Utah farmers have declared a tart cherry war on Turkey, alleging producers in the Eastern European country are intentionally dumping cheap fruit on the U.S. market and crippling the multimillion-dollar industry America helped create.
The Utah-based Payson Fruit Growers cooperative, along with four dried-cherry processors from Michigan, filed a countervailing and anti-dumping petition with the U.S. Department of Commerce and International Trade Commission.
The petition, filed earlier this week by the Dried Tart Cherry Trade Committee, asserts that Turkey is unfairly flooding the U.S. market with inexpensive dried tart cherries, which is sinking the price of domestic fruit.
Farmers have asked trade officials to increase the tariff on Turkey’s imported products by nearly 630 percent. An initial determination is expected to take about 45 days.
Wholesale prices for dried tart cherries in the U.S. are $4.50 to $5 a pound, while Turkey imports its dried tart cherries for 89 cents a pound — well below the cost of production, said Matt Hargreaves, vice president of communications for the Utah Farm Bureau.
Even at that low price, tart cherry growers in Turkey are able to make a profit, Hargreaves explained, because they receive subsidies from the European Union for processing and the Turkish government for fuel, fertilizers and other costs.
Until recently, Turkey had an additional advantage because it received duty-free trade, which the U.S. uses to help developing nations. However, in March, that designation was removed.
All that has created an unfair edge that farmers want remedied, said Hargreaves. “It’s not that our farmers are afraid to compete with foreign markets,” he said, “but we need to make it a level playing field, and it hasn’t been that way.”
The influx of cheap fruit has forced U.S. producers to store at least two seasons of harvest, and some farmers in Michigan have begun ripping out cherry trees.

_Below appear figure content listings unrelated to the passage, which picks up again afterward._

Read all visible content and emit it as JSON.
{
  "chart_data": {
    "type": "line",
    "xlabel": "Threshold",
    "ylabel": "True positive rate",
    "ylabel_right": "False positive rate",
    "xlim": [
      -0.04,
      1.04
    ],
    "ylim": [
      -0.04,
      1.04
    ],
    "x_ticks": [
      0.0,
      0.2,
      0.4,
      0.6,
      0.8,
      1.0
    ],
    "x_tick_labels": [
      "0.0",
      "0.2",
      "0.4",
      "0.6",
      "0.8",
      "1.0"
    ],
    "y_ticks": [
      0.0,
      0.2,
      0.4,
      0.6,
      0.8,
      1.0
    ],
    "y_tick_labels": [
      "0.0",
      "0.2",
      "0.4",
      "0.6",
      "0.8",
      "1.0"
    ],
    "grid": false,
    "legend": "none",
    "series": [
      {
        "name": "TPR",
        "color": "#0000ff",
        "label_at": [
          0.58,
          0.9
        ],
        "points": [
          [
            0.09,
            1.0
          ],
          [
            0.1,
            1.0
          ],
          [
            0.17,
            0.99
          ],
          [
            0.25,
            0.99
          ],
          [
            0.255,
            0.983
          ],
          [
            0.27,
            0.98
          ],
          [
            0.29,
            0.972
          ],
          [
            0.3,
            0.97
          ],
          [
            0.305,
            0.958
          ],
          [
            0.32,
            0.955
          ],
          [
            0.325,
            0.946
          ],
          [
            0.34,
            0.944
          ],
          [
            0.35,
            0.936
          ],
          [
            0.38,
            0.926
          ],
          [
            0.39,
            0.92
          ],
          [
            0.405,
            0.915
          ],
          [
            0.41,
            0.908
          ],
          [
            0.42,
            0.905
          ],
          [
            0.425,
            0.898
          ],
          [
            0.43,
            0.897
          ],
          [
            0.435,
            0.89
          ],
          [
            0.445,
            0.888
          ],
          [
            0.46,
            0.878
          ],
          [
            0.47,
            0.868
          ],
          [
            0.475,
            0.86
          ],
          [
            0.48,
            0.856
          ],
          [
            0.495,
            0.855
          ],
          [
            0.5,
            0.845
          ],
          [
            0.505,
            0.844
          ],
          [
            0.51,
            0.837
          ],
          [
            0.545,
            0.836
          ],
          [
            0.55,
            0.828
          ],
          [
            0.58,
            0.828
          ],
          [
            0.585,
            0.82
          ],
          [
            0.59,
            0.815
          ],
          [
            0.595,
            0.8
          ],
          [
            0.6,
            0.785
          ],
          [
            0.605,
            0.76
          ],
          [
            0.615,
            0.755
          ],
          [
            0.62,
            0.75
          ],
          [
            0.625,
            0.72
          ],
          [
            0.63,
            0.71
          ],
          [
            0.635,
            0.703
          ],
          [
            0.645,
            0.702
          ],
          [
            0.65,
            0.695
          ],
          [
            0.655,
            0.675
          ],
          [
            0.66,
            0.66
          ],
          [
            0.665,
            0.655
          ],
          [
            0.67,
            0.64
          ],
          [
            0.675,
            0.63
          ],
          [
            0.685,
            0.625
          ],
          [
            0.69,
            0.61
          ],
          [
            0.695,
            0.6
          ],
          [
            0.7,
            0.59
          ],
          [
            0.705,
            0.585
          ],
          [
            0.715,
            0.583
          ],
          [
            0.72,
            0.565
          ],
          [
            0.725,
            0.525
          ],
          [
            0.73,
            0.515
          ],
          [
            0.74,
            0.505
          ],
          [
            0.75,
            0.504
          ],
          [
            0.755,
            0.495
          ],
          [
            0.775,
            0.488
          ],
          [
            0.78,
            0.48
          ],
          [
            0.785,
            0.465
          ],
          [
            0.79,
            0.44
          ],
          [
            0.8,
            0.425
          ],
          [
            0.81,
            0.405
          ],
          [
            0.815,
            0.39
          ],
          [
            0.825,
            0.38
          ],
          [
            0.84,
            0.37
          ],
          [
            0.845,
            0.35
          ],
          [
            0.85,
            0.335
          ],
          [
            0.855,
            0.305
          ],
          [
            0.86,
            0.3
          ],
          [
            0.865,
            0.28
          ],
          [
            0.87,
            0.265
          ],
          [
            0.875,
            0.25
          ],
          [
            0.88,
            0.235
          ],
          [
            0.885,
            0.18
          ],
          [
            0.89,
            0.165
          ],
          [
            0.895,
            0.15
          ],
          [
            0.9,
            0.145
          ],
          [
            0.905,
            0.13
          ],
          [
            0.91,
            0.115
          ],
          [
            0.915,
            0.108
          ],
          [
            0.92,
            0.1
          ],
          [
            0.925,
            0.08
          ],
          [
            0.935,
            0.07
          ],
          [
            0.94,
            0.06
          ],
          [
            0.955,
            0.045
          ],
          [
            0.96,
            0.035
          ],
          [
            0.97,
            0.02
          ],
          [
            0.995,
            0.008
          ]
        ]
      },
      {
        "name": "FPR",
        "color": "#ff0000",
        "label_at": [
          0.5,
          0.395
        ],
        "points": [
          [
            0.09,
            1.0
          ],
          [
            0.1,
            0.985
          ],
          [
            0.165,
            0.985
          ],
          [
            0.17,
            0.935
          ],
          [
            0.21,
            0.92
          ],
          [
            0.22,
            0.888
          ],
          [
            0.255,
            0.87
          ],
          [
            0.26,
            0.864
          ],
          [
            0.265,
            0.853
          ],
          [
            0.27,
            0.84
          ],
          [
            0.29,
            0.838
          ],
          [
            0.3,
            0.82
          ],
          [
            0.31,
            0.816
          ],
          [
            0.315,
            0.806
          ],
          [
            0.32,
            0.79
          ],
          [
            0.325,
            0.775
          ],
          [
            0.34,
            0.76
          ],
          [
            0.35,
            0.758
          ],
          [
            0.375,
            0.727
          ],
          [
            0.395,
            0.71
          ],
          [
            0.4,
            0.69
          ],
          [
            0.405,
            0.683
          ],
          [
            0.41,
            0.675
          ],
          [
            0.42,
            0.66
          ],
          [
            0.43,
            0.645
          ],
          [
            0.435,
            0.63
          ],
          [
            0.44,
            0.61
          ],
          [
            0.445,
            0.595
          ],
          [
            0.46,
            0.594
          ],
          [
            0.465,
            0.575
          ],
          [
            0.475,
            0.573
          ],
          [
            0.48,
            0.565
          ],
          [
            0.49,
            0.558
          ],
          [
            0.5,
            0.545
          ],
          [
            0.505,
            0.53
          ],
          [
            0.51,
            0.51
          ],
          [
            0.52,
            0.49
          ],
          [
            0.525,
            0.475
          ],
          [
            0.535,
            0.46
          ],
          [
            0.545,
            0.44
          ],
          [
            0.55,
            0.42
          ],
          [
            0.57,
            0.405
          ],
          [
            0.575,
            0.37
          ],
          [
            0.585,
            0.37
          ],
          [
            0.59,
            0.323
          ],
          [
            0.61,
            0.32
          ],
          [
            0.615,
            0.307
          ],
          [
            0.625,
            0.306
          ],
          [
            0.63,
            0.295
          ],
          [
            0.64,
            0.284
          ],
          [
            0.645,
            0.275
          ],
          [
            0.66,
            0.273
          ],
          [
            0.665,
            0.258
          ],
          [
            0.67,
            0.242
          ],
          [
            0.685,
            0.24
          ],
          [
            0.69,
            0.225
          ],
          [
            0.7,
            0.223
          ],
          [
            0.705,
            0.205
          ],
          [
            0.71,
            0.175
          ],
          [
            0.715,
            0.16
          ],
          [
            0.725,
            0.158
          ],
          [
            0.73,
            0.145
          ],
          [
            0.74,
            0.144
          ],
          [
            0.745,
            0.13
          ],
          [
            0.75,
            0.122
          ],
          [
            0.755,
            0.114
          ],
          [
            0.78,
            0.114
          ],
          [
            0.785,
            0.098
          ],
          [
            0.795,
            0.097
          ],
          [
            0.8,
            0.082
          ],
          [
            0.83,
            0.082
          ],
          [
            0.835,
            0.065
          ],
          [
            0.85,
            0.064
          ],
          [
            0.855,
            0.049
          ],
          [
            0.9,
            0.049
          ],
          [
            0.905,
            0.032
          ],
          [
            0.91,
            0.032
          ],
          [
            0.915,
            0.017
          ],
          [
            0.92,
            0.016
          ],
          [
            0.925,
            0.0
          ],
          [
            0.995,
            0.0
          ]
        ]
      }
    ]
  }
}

Hargreaves hasn’t heard of any Utah cherry farmers removing trees — at least not yet.
The amount of dried cherries imported from Turkey has grown exponentially over the past three years, doubling from nearly 414,000 pounds in 2016 to 826,000 pounds in 2017. Last year, imports nearly doubled again with 1.5 million pounds of dried cherry products brought into the U.S.
The increase is too large to simply attribute to more fertile soil or labor costs, said Miles Hansen with the World Trade Center of Utah. “Natural factors would not lead to that type of growth.”
Hansen said subsidizing fruit production and selling it for cheap is a strategy Turkey is using “to grow their market share and put the U.S. cherry farmers out of business.”
Michigan is the U.S. capital for tart cherries, producing more than 200 million pounds annually. Utah ranks a distant second, averaging of about 30 million pounds of tart, or sour, cherries a year.
Most of the Utah tart cherries are grown along the Utah County foothills in and around Payson and Santaquin, where the elevation, climate and soil combine to help the fruit trees thrive.
Eight family farms produce most of Utah’s tart cherries; together, they make up the Payson Fruit Growers cooperative.
Years ago, most of Utah’s tart cherries turned up as pie filling. But, in the 1990s, the cooperative perfected the process for drying and packaging cherries for use in granola, trail mixes and other snacks. A small amount still goes for canning or is turned into cherry juice or juice concentrate.
In recent years, the health industry has promoted dried cherries as a super food, and sales have soared. Studies have shown that dried tart cherries are high in antioxidants — two or three times higher than fresh sweet cherries. They also are one of the few fruits with natural melatonin, which researchers say may help regulate sleep and lessen inflammation.
The foreign threats to Utah’s tart cherry crop come at a time when many farmers are trying to ward off urban sprawl. The state’s strong birthrate and booming economy have made it one of the fastest-growing areas in the country, and there is heightened pressure to turn farmland into subdivisions.
If the tart cherry industry stops being productive, “developing the ground becomes the highest and best use,” Hansen said. “When you take away agricultural land, it’s gone forever, and that undermines a critical part of Utah’s economy."